So, you’ve bought yourself a fancy digital single lens reflex camera with an expensive lens.
Why not take off that lens and try taking photographs without it?
How? First you will need a camera body cap. That’s the circular piece of plastic that fitted in to the lens opening to seal the camera body when you bought it. You can use the one that came with your camera, but I’d advise you get another one. Most specialist photo shops can sell you one for a few bucks.
You’ll also need a largish drill (size doesn’t matter), a sharp pin, some sandpaper, sticky tape and a piece of heavy-duty aluminium cooking foil. The sort of foil used to make pie dishes is ideal.
Drill a largish hole in the centre of your camera body cap - removing the cap from the camera first, of course. The size isn't particularly important, but it should be fairly big.The large drill shattered the plastic here, making a rather ragged hole. But that doesn't matter. It's going to be covered by the foil.
If you don't have a large enough drill you can cut a square hole out of he plastic using a craft knife.

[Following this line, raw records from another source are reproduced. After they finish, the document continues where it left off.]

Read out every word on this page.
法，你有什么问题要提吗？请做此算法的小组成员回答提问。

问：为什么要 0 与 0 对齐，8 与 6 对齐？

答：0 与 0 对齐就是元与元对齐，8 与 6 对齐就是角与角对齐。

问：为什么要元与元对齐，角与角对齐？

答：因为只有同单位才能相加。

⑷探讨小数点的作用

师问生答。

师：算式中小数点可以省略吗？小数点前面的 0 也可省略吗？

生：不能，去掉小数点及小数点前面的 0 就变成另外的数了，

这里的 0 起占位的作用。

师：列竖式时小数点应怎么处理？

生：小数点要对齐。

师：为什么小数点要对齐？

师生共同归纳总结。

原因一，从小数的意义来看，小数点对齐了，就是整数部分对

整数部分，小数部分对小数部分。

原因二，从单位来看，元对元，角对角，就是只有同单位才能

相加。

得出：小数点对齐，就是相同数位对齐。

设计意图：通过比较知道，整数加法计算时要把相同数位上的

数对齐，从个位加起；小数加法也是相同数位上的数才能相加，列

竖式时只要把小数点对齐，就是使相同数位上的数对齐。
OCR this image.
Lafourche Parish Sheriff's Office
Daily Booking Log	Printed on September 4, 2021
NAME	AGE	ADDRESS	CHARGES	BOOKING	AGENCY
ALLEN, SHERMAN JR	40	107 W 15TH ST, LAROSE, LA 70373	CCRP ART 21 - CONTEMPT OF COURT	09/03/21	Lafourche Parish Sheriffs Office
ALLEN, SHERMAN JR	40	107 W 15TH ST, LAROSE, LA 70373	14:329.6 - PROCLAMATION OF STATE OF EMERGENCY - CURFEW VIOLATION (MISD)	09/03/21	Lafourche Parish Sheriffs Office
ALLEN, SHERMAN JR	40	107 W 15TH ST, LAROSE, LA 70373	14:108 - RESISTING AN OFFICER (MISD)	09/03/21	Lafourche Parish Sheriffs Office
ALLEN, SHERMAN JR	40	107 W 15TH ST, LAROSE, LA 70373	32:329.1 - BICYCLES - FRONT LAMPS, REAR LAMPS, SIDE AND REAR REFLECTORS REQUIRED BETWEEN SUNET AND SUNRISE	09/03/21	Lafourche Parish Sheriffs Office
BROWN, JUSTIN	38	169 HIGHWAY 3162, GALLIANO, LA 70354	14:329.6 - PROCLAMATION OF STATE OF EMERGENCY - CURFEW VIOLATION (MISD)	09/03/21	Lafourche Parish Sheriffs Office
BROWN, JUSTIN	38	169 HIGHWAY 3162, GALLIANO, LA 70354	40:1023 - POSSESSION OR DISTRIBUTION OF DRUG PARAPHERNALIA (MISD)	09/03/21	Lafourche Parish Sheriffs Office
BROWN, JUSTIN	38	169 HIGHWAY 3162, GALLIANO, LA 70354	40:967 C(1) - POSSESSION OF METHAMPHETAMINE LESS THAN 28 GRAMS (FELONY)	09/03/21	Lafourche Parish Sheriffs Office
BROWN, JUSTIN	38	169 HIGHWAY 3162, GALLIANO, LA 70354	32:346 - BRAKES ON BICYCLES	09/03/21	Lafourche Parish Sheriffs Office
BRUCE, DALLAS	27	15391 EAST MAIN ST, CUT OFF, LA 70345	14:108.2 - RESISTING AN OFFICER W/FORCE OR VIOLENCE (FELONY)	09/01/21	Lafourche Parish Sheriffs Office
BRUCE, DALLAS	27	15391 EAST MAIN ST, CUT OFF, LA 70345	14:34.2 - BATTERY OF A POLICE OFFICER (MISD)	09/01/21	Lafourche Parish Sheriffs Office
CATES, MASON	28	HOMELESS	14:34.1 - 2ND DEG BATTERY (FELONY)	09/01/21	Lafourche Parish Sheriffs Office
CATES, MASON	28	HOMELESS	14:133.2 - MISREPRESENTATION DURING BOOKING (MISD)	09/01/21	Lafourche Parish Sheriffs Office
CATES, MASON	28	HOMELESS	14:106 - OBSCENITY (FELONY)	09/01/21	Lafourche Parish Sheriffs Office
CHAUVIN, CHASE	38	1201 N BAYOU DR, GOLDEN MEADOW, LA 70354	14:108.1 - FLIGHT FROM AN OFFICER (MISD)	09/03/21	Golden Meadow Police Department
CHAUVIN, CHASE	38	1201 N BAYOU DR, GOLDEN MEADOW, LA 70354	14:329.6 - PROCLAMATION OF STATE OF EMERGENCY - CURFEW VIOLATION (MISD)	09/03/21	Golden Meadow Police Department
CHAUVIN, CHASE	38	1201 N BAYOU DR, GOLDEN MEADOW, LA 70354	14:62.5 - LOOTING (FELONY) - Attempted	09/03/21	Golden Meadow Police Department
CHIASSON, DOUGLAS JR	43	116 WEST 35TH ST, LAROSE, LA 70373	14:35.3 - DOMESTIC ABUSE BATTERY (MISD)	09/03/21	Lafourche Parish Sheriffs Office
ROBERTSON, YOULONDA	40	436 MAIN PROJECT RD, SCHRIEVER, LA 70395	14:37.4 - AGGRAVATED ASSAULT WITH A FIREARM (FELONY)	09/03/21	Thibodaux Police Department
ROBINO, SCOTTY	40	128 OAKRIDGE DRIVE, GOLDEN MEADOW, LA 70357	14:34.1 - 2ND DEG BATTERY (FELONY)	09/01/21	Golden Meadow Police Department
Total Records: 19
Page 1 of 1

Next, cut a square of aluminium foil, significantly bigger than the hole you’ve just drilled and, using your pin, make a tiny hole in the metal.
Very gently sand down the outer edge of the hole – where the pin pushing through has raised the foil slightly – so it is flat. And then very carefully work the tip of the pin in the hole again to remove any burrs and make it perfectly round. The object is to get a perfectly round hole that is as small as possible.
Having made a pinhole to your satisfaction (you can hold it up to the light to see how it’s going) position the foil on the inside of the body cap so the pinhole is in the centre of the bigger hole and stick it in place with the tape.
Fit your modified body cap on the camera in place of the lens and ... voilá ... you have a pinhole camera.
But why do this?
Because you can learn a lot about the physics of photography, you can get some strange and unusual images ... for example, pinhole cameras have an extraordinary depth of field ... and it's fun.
World Pinhole Day is coming up in exactly one month. On the 26th April.
Here’s an image I took for the event last year.
This year, why not make your own pinhole camera and join the fun?